Como dizê-lo ainda de outra maneira? Pergunte a si mesmo o que representa você chamada no campo do discurso. Bem, é a possibilidade de negativas. Eu quero dizer a possibilidade. O convite não significa rejeição, não não implica uma dicotomia, não bipartição. Mas você pode verificar que é neste momento que ocorre quando cria a chamada no tema das relações de dependência. Receber de então a sua babá, de braços abertos, e se escondem de propósito
atrás da porta de repente manifesto para Melanie Klein necessidade de um parceiro em que canto que foi reduzida para preensão por um momento. Em seguida vem a unidade.
Essa observação pode ser visto depois jogar na criança, independentemente, do número de relações pré-verbais e pós-verbal.
Perceber o mundo exterior, o que chamamos de mundo real não é mais
que um mundo humanizado, simbolizado, que consiste na transcendência
introduzidas pelo símbolo na realidade primitiva, só pode
formadas quando eles foram produzidos, no lugar certo, uma série de
reuniões.
Estas posições são da mesma ordem que, no meu esquema,
fazer certas estruturação da situação depende de determinada posição no olho. Retornar para usar este esquema. Hoje só Eu queria introduzir um buquê, mas você pode entrar em outro.

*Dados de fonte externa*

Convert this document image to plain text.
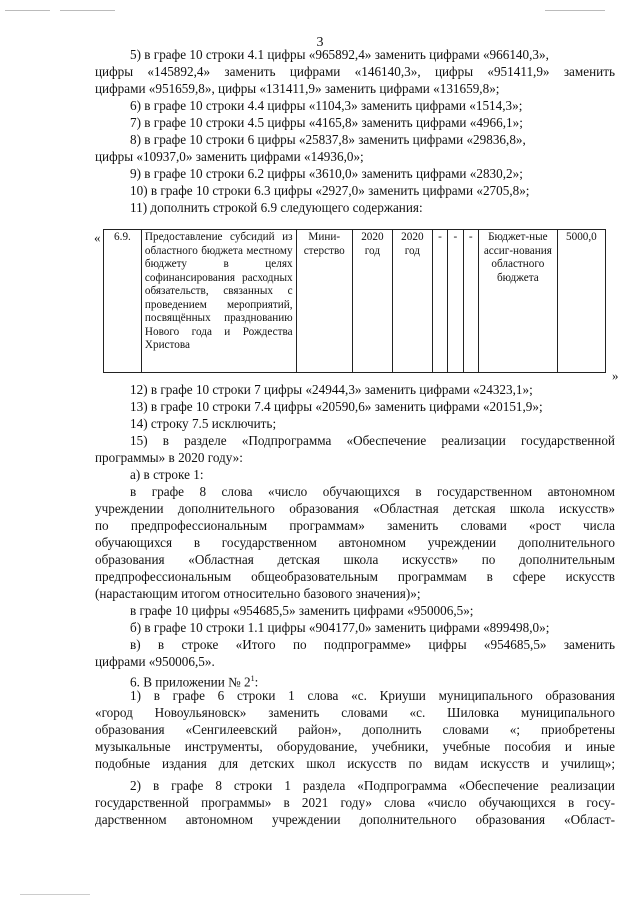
3
5) в графе 10 строки 4.1 цифры «965892,4» заменить цифрами «966140,3»,
цифры «145892,4» заменить цифрами «146140,3», цифры «951411,9» заменить
цифрами «951659,8», цифры «131411,9» заменить цифрами «131659,8»;
6) в графе 10 строки 4.4 цифры «1104,3» заменить цифрами «1514,3»;
7) в графе 10 строки 4.5 цифры «4165,8» заменить цифрами «4966,1»;
8) в графе 10 строки 6 цифры «25837,8» заменить цифрами «29836,8»,
цифры «10937,0» заменить цифрами «14936,0»;
9) в графе 10 строки 6.2 цифры «3610,0» заменить цифрами «2830,2»;
10) в графе 10 строки 6.3 цифры «2927,0» заменить цифрами «2705,8»;
11) дополнить строкой 6.9 следующего содержания:
« 6.9.	Предоставление субсидий из областного бюджета местному бюджету в целях софинансирования расходных обязательств, связанных с проведением мероприятий, посвящённых празднованию Нового года и Рождества Христова	Мини-стерство	2020 год	2020 год	-	-	-	Бюджет-ные ассиг-нования областного бюджета	5000,0
»
12) в графе 10 строки 7 цифры «24944,3» заменить цифрами «24323,1»;
13) в графе 10 строки 7.4 цифры «20590,6» заменить цифрами «20151,9»;
14) строку 7.5 исключить;
15) в разделе «Подпрограмма «Обеспечение реализации государственной
программы» в 2020 году»:
а) в строке 1:
в графе 8 слова «число обучающихся в государственном автономном
учреждении дополнительного образования «Областная детская школа искусств»
по предпрофессиональным программам» заменить словами «рост числа
обучающихся в государственном автономном учреждении дополнительного
образования «Областная детская школа искусств» по дополнительным
предпрофессиональным общеобразовательным программам в сфере искусств
(нарастающим итогом относительно базового значения)»;
в графе 10 цифры «954685,5» заменить цифрами «950006,5»;
б) в графе 10 строки 1.1 цифры «904177,0» заменить цифрами «899498,0»;
в) в строке «Итого по подпрограмме» цифры «954685,5» заменить
цифрами «950006,5».
6. В приложении № $2^1$:
1) в графе 6 строки 1 слова «с. Криуши муниципального образования
«город Новоульяновск» заменить словами «с. Шиловка муниципального
образования «Сенгилеевский район», дополнить словами «; приобретены
музыкальные инструменты, оборудование, учебники, учебные пособия и иные
подобные издания для детских школ искусств по видам искусств и училищ»;
2) в графе 8 строки 1 раздела «Подпрограмма «Обеспечение реализации
государственной программы» в 2021 году» слова «число обучающихся в госу-
дарственном автономном учреждении дополнительного образования «Област-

De caso de Dick, usando as categorias do real, o simbólico e imaginário, mostrou como é possível que um indivíduo tem todos os elementos da linguagem, que tem a possibilidade de fazer viagens imaginárias que lhe permitam a sua estrutura mundo, não foi na realidade. Por que não? Só porque
as coisas não têm aparecido em uma determinada ordem. A figura como um todo é deslocado. Impossível dar menos que o grupo de desenvolvimento.
E é o desenvolvimento do ego? Melanie volta ao texto Klein. Ela disse que o ego se desenvolveu muito cedo, de para que a criança tem uma relação muito real com o porque a realidade imaginária não pode ser introduzida, em seguida, na segunda parte de sua sentença, diz que é o ego que pára
desenvolvimento. Isso significa que ele simplesmente não podem ser utilizados, como válido, o ego como o dispositivo de estruturação do mundo
exterior. Por uma razão muito simples: Por causa da má posição do olho, o ego
simplesmente não aparece.
Suponha-se que o vaso ser virtual. O vaso não aparece eo sujeito
mantém-se em uma realidade reduzida, com um fundo imaginário também
reduzida.
Eles devem compreender o que é a fonte desta observação: a virtude da
palavra, enquanto o ato de fala é uma operação coordenada com um sistema simbólico e estabeleceram típico e significativo.
Isto merece que você faça perguntas, reler o texto, que também realizou a ver este pequeno esquema para a sua conta própria de como eles podem ser úteis.
Então eu me ofereci, hoje, é uma elaboração teórica que fica perto de
os problemas levantados pela Miss Gélinier última vez. Anúncio o título da próxima reunião a ser realizada dentro de duas semanas:
A transferência em vários níveis em que é necessário estudá-lo.